The flotilla had acquired its escort very early the day before, when two Krath galleys had appeared over the horizon and headed rapidly towards them. They’d slowed down quite a bit when they realized just how large—and peculiar-looking—the flotilla actually was. But the minor priest in command of them had also quickly recognized the recaptured merchantmen for what they were and continued onward to make contact. After looking the situation over and taking testimony from Tob Kerr and some of the other crewmen aboard the retaken ships, he had determined that any decision making needed to be done at a higher level.

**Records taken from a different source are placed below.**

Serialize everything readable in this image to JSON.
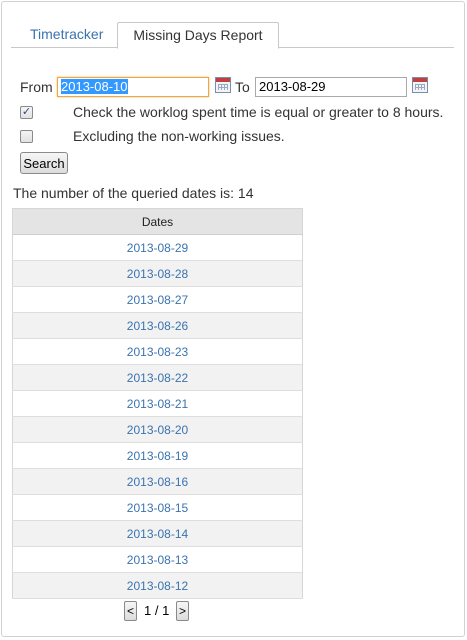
{
  "tabs": [
    {
      "label": "Timetracker",
      "active": false
    },
    {
      "label": "Missing Days Report",
      "active": true
    }
  ],
  "filters": {
    "from_label": "From",
    "from_value": "2013-08-10",
    "to_label": "To",
    "to_value": "2013-08-29",
    "check_worklog": {
      "label": "Check the worklog spent time is equal or greater to 8 hours.",
      "checked": true
    },
    "exclude_nonworking": {
      "label": "Excluding the non-working issues.",
      "checked": false
    },
    "search_label": "Search"
  },
  "result_count_text": "The number of the queried dates is: 14",
  "table": {
    "header": "Dates",
    "rows": [
      "2013-08-29",
      "2013-08-28",
      "2013-08-27",
      "2013-08-26",
      "2013-08-23",
      "2013-08-22",
      "2013-08-21",
      "2013-08-20",
      "2013-08-19",
      "2013-08-16",
      "2013-08-15",
      "2013-08-14",
      "2013-08-13",
      "2013-08-12"
    ]
  },
  "pager": {
    "prev": "<",
    "text": "1 / 1",
    "next": ">"
  },
  "colors": {
    "link": "#3b73af",
    "header_bg": "#e4e4e4",
    "row_alt": "#f2f2f2",
    "focus": "#e9a84a",
    "selection": "#3399ff"
  },
  "icons": {
    "calendar": "calendar-icon"
  }
}
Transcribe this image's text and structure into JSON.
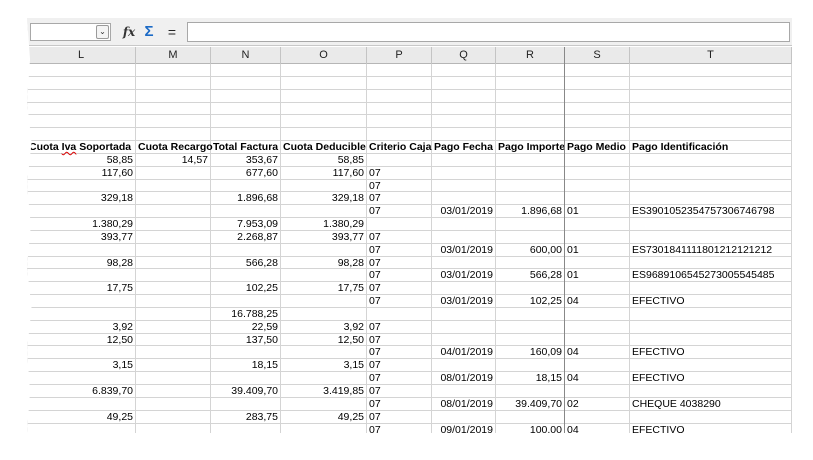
{
  "toolbar": {
    "name_box_value": "",
    "name_box_arrow": "⌄",
    "fx_label": "fx",
    "sum_label": "Σ",
    "equals_label": "=",
    "formula_value": ""
  },
  "columns": [
    "L",
    "M",
    "N",
    "O",
    "P",
    "Q",
    "R",
    "S",
    "T"
  ],
  "header_row": {
    "cuota_iva_prefix": "Cuota ",
    "cuota_iva_spell": "Iva",
    "cuota_iva_suffix": " Soportada",
    "cuota_recargo": "Cuota Recargo",
    "total_factura": "Total Factura",
    "cuota_deducible": "Cuota Deducible",
    "criterio_caja": "Criterio Caja",
    "pago_fecha": "Pago Fecha",
    "pago_importe": "Pago Importe",
    "pago_medio": "Pago Medio",
    "pago_identificacion": "Pago Identificación"
  },
  "rows": [
    [
      "58,85",
      "14,57",
      "353,67",
      "58,85",
      "",
      "",
      "",
      "",
      ""
    ],
    [
      "117,60",
      "",
      "677,60",
      "117,60",
      "07",
      "",
      "",
      "",
      ""
    ],
    [
      "",
      "",
      "",
      "",
      "07",
      "",
      "",
      "",
      ""
    ],
    [
      "329,18",
      "",
      "1.896,68",
      "329,18",
      "07",
      "",
      "",
      "",
      ""
    ],
    [
      "",
      "",
      "",
      "",
      "07",
      "03/01/2019",
      "1.896,68",
      "01",
      "ES3901052354757306746798"
    ],
    [
      "1.380,29",
      "",
      "7.953,09",
      "1.380,29",
      "",
      "",
      "",
      "",
      ""
    ],
    [
      "393,77",
      "",
      "2.268,87",
      "393,77",
      "07",
      "",
      "",
      "",
      ""
    ],
    [
      "",
      "",
      "",
      "",
      "07",
      "03/01/2019",
      "600,00",
      "01",
      "ES7301841111801212121212"
    ],
    [
      "98,28",
      "",
      "566,28",
      "98,28",
      "07",
      "",
      "",
      "",
      ""
    ],
    [
      "",
      "",
      "",
      "",
      "07",
      "03/01/2019",
      "566,28",
      "01",
      "ES9689106545273005545485"
    ],
    [
      "17,75",
      "",
      "102,25",
      "17,75",
      "07",
      "",
      "",
      "",
      ""
    ],
    [
      "",
      "",
      "",
      "",
      "07",
      "03/01/2019",
      "102,25",
      "04",
      "EFECTIVO"
    ],
    [
      "",
      "",
      "16.788,25",
      "",
      "",
      "",
      "",
      "",
      ""
    ],
    [
      "3,92",
      "",
      "22,59",
      "3,92",
      "07",
      "",
      "",
      "",
      ""
    ],
    [
      "12,50",
      "",
      "137,50",
      "12,50",
      "07",
      "",
      "",
      "",
      ""
    ],
    [
      "",
      "",
      "",
      "",
      "07",
      "04/01/2019",
      "160,09",
      "04",
      "EFECTIVO"
    ],
    [
      "3,15",
      "",
      "18,15",
      "3,15",
      "07",
      "",
      "",
      "",
      ""
    ],
    [
      "",
      "",
      "",
      "",
      "07",
      "08/01/2019",
      "18,15",
      "04",
      "EFECTIVO"
    ],
    [
      "6.839,70",
      "",
      "39.409,70",
      "3.419,85",
      "07",
      "",
      "",
      "",
      ""
    ],
    [
      "",
      "",
      "",
      "",
      "07",
      "08/01/2019",
      "39.409,70",
      "02",
      "CHEQUE 4038290"
    ],
    [
      "49,25",
      "",
      "283,75",
      "49,25",
      "07",
      "",
      "",
      "",
      ""
    ],
    [
      "",
      "",
      "",
      "",
      "07",
      "09/01/2019",
      "100,00",
      "04",
      "EFECTIVO"
    ]
  ]
}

The convoy had been ordered to proceed to Kirsti, accompanied by the junior galley, while the CO took his own ship ahead. The schooners had continued to laze along behind the slower Krath ships until they finally reached port, still accompanied by the junior galley, which was obviously trying to decide whether it was an honor guard or a captor.
Now the other ship had returned, and a group of clearly senior functionaries was prominently visible on its afterdeck. Actual first contact was about to be made with a group that was also in contact with the spaceport.
No wonder it was an . . . uncomfortable moment, Roger thought. They’d come a long way to reach this point, and it had felt at times that, given all they’d already overcome, nothing could possibly stop them now. But the reality, as demonstrated by this massive city, was that the hardest part of the journey was yet to come.
“There’s no good way to do this part, Your Highness,” Pahner continued. “We don’t even know if this end of the valley is aware of the Imperial presence, and we have no feel for what the upper valley’s attitude might be. If Kirsti’s rulers
are
aware of the Imperial presence, and happy with it, then we can’t exactly come right out and say we’re going to evict the current residents. If they’re
not
aware of the Imperial presence, then trying to explain our purpose would require a lot more explaining than any of us want to get into. So we’ll just tell them we’re shipwrecked traders, traveling with other traders and envoys from ‘lands beyond the sea’ to their capital to establish commercial and diplomatic relations with their High Priest. Trying to talk our little army past them should be interesting, though.”